Onshore vs Offshore Client Base
Offshore Definition – The term ‘offshore’ is used in private banking to describe banks and services located outside the country of residence of the client. For offshore accounts, funds are domiciled in a different country abroad and are regulated by the authorities of the holding country. While most offshore banks are located in island nations – the term was originally used to describe the Channel Islands being ‘offshore’ from the UK – it now refers to any bank providing financial services to non-domiciled individuals.
Why People Bank Offshore
Banks market their offshore services to overseas clients as a method to protect their assets, the logic being that they will invest wealth in well-regulated financial centres known for their economic and political stability.
Clients who fear that their assets may be frozen or seized in the event of potential political turmoil view offshore banking as an attractive, safe way to protect their assets.
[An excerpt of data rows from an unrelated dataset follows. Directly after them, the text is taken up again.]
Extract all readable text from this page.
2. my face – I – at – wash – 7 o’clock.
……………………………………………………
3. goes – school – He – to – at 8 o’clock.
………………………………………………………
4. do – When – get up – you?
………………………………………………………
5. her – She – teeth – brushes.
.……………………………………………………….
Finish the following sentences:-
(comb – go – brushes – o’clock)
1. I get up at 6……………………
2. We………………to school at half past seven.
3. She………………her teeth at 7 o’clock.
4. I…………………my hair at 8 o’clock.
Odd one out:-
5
Multiple offshore accounts dilute the political risk to their wealth and reduce the threat of them having their assets frozen or seized in an economic crisis.
Additionally, some offshore banks can offer a wider array of financial services which domestic banks may not offer such as dealing with products in different currencies. Holding different currencies allows portfolio risk to be diversified and savings to be internationalised.
For individuals with financial interests in a country, having an account and the advantage of financial advisors in that country is beneficial for managing their portfolios and any related legalities.
Fraud and other types of tax evasion have become synonymous with offshore banking. Having an offshore bank account is perfectly legal. However, wilful non-declaration of the holdings is not. For example, US citizens are required to declare assets worth over US$10,000 in offshore accounts.
With increased tax transparency and tightening of international regulations, it has become more difficult for people to open offshore accounts. The global crackdown on tax avoidance has made offshore less attractive and Switzerland, in particular, has seen a decline in the number of offshore accounts being opened. Many banks have been forced to close foreign client accounts.
Managing Offshore Accounts
Onshore, offshore or a mixture of the two will make up a private banker’s client base. The balance for each banker will be different depending on where their clients wish to book their assets. Working with offshore clients requires a slightly different approach to onshore clients and can include the following on the part of the banker:
- They may be required to cross borders to visit clients in their home country, even when the financial institution they belong to does not have a permanent establishment located there
- Potentially take full responsibility for managing portfolio for the client if the client is not a resident
- Be multilingual in order to effectively communicate with clients and build their client base globally
- Have knowledge of international laws and regulations, particularly with regards to offshore investments and tax
- Be able to connect their clients to the right specialists to help them with different areas from tax through to more practical support such as aiding with property, relocation, immigration advisers and education consultants
- Be aware of the latest issues affecting international clients and ensure they can create solutions to meet their needs
The bank and specific team within will determine the population of a banker’s client base. It also depends on where the bank’s booking centres are but ultimately it comes down to where the client wishes to have their assets booked.